Here is where we look to socialist Cuba, which just recently replaced the Family Code that went into effect in 1975 on March 8, International Women’s Day, creating one of the most basic conditions for the further development of the revolution. The Family Code was approved by more than 98% of the participants in the meetings and assemblies.
What we need to look at is the process used to pass Cuba’s new Family Code in September 2022. All citizens over 16 years of age were eligible to vote in the Families Code referendum. Cubans at home and abroad were involved in the decision-making process. Some 6.5 million people participated, a show of true participatory democracy.

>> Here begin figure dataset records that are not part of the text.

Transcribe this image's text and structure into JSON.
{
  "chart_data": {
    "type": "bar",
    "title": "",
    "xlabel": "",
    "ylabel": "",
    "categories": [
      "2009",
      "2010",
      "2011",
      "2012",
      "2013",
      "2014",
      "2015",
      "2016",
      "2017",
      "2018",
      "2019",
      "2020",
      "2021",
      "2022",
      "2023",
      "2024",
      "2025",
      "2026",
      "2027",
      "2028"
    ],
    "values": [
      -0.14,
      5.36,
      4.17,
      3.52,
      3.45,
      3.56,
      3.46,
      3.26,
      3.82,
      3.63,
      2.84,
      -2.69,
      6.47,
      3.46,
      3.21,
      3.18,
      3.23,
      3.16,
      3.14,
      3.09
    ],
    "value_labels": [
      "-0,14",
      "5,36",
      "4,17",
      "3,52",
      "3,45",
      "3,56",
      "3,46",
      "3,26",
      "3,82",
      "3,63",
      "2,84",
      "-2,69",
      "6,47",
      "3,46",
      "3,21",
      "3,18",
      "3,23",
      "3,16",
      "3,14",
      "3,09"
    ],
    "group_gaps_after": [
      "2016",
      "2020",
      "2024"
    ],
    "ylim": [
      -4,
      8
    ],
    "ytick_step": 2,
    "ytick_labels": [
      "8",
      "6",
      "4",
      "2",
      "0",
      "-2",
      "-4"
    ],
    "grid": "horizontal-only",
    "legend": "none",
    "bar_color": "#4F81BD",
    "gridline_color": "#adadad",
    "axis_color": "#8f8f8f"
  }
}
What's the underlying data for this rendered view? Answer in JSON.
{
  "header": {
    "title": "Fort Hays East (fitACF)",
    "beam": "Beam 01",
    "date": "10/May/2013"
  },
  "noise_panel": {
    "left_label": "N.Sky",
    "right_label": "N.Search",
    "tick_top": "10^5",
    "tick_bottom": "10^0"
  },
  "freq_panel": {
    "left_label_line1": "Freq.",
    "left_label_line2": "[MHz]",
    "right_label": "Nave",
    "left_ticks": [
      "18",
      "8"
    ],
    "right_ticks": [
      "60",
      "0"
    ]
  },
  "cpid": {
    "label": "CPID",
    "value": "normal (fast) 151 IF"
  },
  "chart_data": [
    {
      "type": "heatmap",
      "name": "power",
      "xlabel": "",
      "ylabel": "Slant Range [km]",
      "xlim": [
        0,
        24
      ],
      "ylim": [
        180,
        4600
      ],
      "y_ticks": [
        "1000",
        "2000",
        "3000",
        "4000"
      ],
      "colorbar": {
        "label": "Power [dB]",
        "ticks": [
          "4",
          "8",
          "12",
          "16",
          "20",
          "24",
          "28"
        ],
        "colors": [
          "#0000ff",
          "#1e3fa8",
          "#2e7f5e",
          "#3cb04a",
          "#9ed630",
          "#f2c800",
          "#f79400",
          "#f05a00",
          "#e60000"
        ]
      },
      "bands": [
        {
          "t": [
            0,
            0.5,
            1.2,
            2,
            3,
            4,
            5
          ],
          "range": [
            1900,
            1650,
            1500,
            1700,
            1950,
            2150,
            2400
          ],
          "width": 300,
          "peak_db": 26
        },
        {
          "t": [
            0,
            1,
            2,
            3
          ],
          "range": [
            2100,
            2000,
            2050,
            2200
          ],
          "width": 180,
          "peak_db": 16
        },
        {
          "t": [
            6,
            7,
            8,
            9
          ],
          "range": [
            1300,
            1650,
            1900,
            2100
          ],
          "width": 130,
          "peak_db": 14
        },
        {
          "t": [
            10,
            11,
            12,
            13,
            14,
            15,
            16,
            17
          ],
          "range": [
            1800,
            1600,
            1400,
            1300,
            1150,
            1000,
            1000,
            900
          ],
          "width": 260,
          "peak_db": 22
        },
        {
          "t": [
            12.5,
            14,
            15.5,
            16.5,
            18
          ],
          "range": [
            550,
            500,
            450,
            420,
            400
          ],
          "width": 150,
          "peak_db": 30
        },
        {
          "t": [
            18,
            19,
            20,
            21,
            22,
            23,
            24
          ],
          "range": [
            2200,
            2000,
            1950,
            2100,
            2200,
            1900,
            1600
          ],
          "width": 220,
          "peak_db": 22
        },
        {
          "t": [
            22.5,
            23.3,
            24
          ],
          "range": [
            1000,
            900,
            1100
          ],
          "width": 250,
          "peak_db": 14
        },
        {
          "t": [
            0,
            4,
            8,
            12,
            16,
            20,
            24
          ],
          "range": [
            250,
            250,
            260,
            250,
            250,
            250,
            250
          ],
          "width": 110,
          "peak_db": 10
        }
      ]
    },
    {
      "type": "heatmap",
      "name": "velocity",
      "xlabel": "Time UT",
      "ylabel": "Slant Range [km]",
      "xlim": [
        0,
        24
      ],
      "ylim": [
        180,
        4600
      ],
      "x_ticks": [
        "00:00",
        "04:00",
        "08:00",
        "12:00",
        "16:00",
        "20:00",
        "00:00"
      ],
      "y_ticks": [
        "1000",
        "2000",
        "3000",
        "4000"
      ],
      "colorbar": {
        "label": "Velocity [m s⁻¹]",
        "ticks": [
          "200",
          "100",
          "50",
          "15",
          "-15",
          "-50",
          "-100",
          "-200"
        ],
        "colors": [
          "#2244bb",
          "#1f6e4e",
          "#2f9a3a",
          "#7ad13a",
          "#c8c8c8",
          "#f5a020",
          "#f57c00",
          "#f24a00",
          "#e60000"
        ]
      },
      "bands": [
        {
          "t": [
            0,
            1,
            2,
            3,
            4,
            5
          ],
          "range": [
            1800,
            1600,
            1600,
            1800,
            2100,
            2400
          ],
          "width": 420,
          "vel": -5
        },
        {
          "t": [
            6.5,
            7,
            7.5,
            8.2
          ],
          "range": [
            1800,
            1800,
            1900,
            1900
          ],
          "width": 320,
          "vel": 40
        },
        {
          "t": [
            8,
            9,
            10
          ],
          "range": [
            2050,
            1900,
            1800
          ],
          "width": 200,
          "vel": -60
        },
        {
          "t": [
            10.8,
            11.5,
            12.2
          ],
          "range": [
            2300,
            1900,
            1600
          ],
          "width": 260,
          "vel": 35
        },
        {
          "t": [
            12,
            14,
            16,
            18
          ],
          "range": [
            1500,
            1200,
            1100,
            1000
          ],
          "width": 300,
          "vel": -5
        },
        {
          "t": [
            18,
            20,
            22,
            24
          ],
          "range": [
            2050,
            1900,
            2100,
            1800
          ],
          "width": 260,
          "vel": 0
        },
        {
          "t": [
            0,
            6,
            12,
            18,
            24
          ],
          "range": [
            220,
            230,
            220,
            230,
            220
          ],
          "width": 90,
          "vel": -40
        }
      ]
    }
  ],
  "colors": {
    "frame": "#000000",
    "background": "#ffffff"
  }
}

Cuba’s Family Code promotes the right to a family life free from violence and unprovoked stress. A life that values love, affection, solidarity, and responsibility.
The Supreme Court has shown no compassion toward working-class families. They are not addressing real issues such as livable wages, guaranteed income, homeless individuals, affordable housing, voting rights and ease of voting, free health care, and free education for all, protecting the environment — issues that contribute to building happy, healthy families. The Supreme Court really serves no purpose that is worth preserving. It is time for the people to abolish it. Issues affecting the lives of the working class should be decided by the people through participatory democracy.
Issues like removing Cuba from the list of State Sponsors of Terrorism, ending the U.S. blockade, getting the U.S. out of Guantanamo, and normalizing relations with Cuba must be decided by the people.
We must fight for a stronger affirmative action that is truly for leveling the playing field for Africans and all oppressed people. We all know that regardless of what corporate media says, affirmative action — one way to equalize the playing field for formerly enslaved people — has benefited many oppressed groups, including white women.
For true equality, we need to study socialism. We need a socialist revolution.